This repository contains an (almost) stand-alone environment for running qemu as well as some scripts for creating and managing the image and a script to run qemu. This environemnt is targetted at emulated NVM Express (NVMe), Persistent Memory (PMEM) and LightNVM (aka OpenChannel) SSD testing but can be used for many other things.
There are some minimalist kernel config in this repo as well that can be used as a starting point for building a suitable kernel.
To run qemu using this image from the command should be:
./runqemu <path_to_bzImage>
You can run
./runqemu -h
to get the command line arguments supported.
This script will automatically create a snapshot image so you can revert to the original image by deleting images/jessie.qcow2.
There are a few methods for VM creation in this repo. They are all in various stages of repair.

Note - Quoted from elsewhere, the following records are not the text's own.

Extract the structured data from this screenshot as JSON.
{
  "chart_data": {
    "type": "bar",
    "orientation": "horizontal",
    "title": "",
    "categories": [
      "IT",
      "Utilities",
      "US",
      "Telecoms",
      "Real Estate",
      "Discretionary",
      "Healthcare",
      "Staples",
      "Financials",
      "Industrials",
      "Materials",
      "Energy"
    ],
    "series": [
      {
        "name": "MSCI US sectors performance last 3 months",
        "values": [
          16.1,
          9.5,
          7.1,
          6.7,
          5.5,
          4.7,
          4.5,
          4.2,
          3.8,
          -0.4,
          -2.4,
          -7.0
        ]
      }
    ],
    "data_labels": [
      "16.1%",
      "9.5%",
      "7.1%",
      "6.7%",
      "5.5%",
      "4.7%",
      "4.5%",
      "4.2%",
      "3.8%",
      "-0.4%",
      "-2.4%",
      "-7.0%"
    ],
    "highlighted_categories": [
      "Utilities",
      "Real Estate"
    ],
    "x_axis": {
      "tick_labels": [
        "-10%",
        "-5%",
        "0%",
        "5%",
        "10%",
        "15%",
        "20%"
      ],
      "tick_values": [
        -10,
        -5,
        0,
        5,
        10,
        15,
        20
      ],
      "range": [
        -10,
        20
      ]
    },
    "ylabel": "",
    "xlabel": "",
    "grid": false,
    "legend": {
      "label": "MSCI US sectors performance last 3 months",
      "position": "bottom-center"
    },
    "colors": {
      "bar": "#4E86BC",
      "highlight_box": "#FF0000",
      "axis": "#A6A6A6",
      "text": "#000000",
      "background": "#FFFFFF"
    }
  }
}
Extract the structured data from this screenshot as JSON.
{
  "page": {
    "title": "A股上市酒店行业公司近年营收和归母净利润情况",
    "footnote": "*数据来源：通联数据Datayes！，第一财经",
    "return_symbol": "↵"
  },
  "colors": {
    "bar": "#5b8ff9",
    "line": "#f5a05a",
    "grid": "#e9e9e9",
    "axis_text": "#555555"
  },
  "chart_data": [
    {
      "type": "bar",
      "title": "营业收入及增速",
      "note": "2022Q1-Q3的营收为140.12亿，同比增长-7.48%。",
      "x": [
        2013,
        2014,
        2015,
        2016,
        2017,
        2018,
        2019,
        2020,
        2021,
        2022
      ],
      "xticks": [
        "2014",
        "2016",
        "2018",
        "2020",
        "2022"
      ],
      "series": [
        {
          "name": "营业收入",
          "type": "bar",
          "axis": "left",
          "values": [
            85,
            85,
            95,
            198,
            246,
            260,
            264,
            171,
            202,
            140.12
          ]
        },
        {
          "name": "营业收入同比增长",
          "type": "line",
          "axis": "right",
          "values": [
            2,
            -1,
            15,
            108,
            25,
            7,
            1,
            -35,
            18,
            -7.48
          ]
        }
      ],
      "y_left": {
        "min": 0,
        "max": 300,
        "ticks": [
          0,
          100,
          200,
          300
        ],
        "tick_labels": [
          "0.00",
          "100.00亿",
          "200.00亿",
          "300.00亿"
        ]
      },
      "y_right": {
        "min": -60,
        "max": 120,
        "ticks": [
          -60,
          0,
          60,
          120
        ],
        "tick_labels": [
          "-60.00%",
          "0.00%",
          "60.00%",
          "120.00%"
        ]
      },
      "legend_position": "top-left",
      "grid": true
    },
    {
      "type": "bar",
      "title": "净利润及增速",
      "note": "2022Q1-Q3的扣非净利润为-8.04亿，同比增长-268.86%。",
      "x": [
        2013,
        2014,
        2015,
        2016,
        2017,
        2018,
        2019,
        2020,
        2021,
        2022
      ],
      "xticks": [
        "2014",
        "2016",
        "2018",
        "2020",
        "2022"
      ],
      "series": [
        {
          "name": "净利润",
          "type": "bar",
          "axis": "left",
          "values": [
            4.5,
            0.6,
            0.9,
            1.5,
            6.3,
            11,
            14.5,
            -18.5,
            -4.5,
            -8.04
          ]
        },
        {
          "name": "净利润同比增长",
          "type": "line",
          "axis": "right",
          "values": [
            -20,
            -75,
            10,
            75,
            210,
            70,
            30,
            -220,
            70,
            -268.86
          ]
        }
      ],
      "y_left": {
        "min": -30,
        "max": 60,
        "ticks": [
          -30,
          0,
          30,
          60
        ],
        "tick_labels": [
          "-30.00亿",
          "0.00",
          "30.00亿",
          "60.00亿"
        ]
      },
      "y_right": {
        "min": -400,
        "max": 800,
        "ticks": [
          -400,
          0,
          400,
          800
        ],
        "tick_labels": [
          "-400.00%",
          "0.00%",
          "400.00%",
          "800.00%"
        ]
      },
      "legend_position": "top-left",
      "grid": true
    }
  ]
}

A QEMU-only (no libvirt) way to generate new VMs. Uses the Ubuntu cloud image ISO and a cloud-init script. Note there is an issue that the files for this cannot reside on a guest's VirtFS (i.e. running this script inside a VM to generate a nested VM won't work due to file permission issues). This may be better with virtio-fs.
A libvirt-based script that uses cloud images and cloud-init and virt-install. This seems to work quite well on bare-metal.
The original and somewhat outdated method from Logan that starts with a base backing issue (based on Debian) and then uses deboostrap to setup the user and install some packages.
This repo does not include the QEMU executable. You can specific a path to the exe you want to run using the -q option. This is useful if you are using a fork (or your own branch) of QEMU that has support for specific hardware (e.g. LightNVM SSDs). Some useful links include the upstream QEMU repo, Keith Busch's NVMe repo and Matias Bjorling's LightNVM fork.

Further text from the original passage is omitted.